QQQ – Resultando evidente que o caso dos autos reclama idêntico enquadramento jurídico;

RRR – Não podendo o dito enquadramento ser prejudicado pelo pendor formalista e construtivista da fórmula consignada na sentença que se contesta;

SSS – Que não permite a exigível adequação do regime legal à utilização corrente das novas tecnologias na operacionalização das vendas judiciais e extrajudiciais;

TTT – O que, no caso dos autos, conduz, além do mais, a uma solução profundamente injusta;

UUU – Obliterante das fundadas expectativas contratuais adquiridas pela ora Autora;

VVV - Aliás, a invocação da Ré / recorrida, quando consigna que não emitiu qualquer proposta contratual e que, nessa sequência, não está sujeita a qualquer vinculação contratual – que a sentença recorrida lamentavelmente sufraga – sempre constituiria, na pior das hipóteses, abuso de direito, o que desde já se invoca, para todos os efeitos legais atendíveis;

WWW – Consagra, cristalinamente, o artigo 334.º do Código Civil que é ilegítimo o exercício de um direito, quando o titular exceda manifestamente os limites impostos pela boa-fé, pelos bons costumes ou pelo fim social ou económico desse direito;

XXX – Ora, no caso dos autos, a Ré, promoveu a venda de um ativo, com recurso a um leilão eletrónico;

YYY – Determinou as condições em que o leilão devia ocorrer, fixando, além do mais, o preço mínimo de venda;

ZZZ – A aqui recorrente participou no leilão, cumprindo as respetivas condições e apresentando a licitação mais alta que excedeu o valor mínimo de venda;

AAAA – Encerrado o leilão, a encarregada de venda – no estrito cumprimento do mandato que lhe foi atribuído pela Massa Insolvente, comunicou a adjudicação à aqui recorrente;

BBBB – Todavia, a aqui insolvente, na sequência dos dislates supra relatados, desconsidera em absoluto o procedimento de venda desenvolvido e declara não estar contratualmente vinculada à concretização da venda;

CCCC – Ora, admitindo – sem conceder – que a Ré tinha o direito de recusar à Autora a concretização da venda, o exercício do mesmo excederia largamente os limites impostos pela boa-fé e, nessa medida, constituiria abuso de direito, o que, reiterando o sobredito, desde já se invoca, para todo e qualquer efeito legal.

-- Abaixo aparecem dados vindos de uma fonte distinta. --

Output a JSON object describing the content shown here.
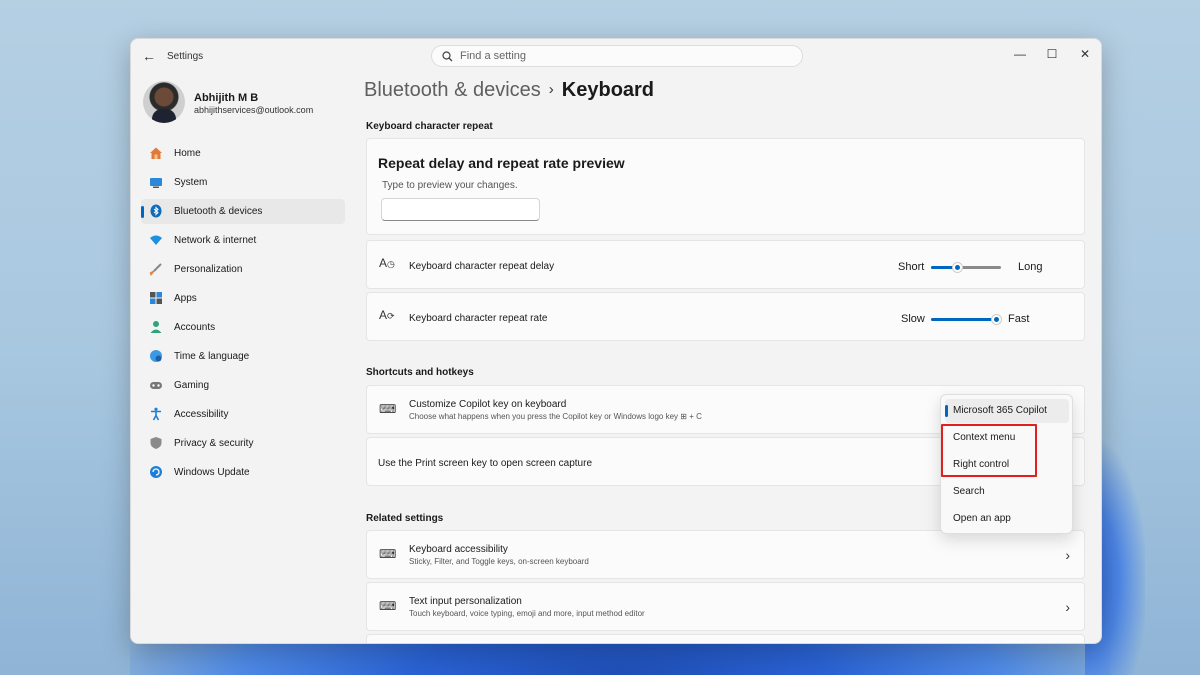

DDDD - Não parece despiciendo para uma perfeita interpretação e integração do negócio jurídico em causa, dizer que a senhora AI, em requerimento dirigido ao Meritíssimo Juiz do processo de insolvência a fls , considerou que a venda efetuada em leilão eletrônico, foi realizada com o respeito de todas as normas estabelecidas.

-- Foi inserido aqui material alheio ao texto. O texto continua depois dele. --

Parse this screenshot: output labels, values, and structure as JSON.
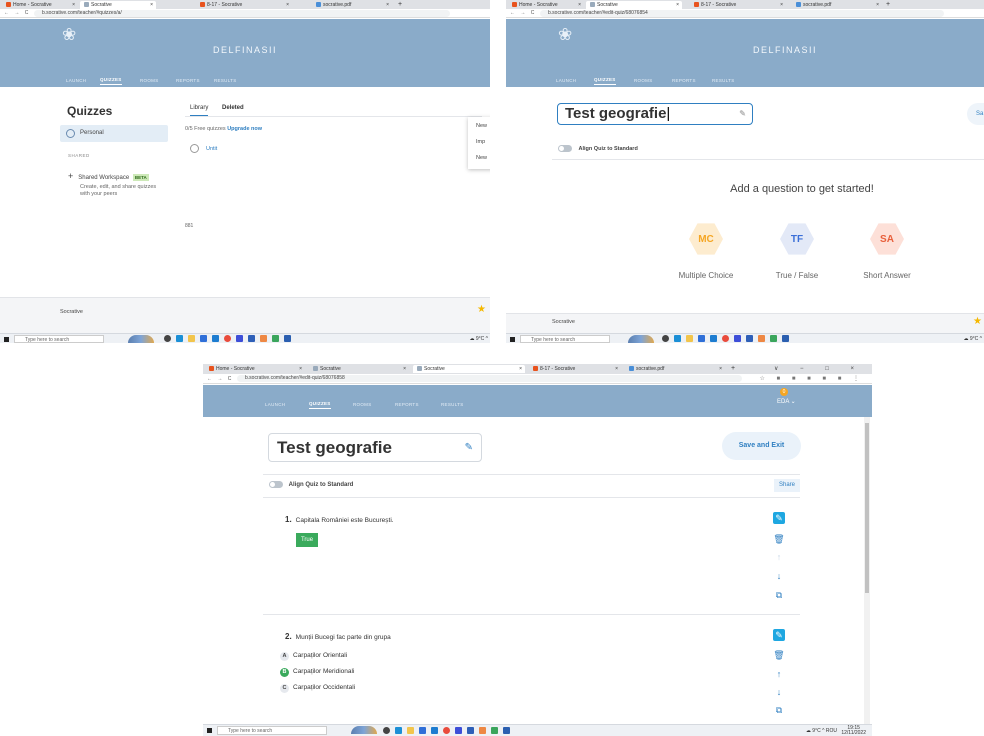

EEEE - Referiu no nº 12 desse requerimento: "Em face a tudo o acima exposto, furtando-se a Massa Insolvente â referida venda e à adjudicação dos bens apreendidos à E..., está a empresa A..., Lda, melhor licitante, em condições de intentar a competente ação judicial para cumprimento da referida obrigação".

FFFF - E no nº 14 desse requerimento refere: "...é a Administradora da Insolvência contra a adjudicação dos bens apreendidos (Lote 1) à E...".

GGGG - No nº 16 do mesmo requerimento pede: "Pelas razões aludidas a Administradora da Insolvência vem requerer expressamente a autorização desse Venerando Tribunal para consumar o negócio em apreço com a licitante A..., lda".

HHHH - A decisão do meritíssimo juiz face à pretensão deduzida foi a seguinte: "Atento o exposto e equacionando todas as questões mencionadas cabe à Sra. AI tomar a decisão quanto à questão suscitada".

IIII - Verifica-se que a Sra. AI não resistiu à pressão ilegítima e já referida sobre si exercida e atuou mal, não cumprindo o seu dever.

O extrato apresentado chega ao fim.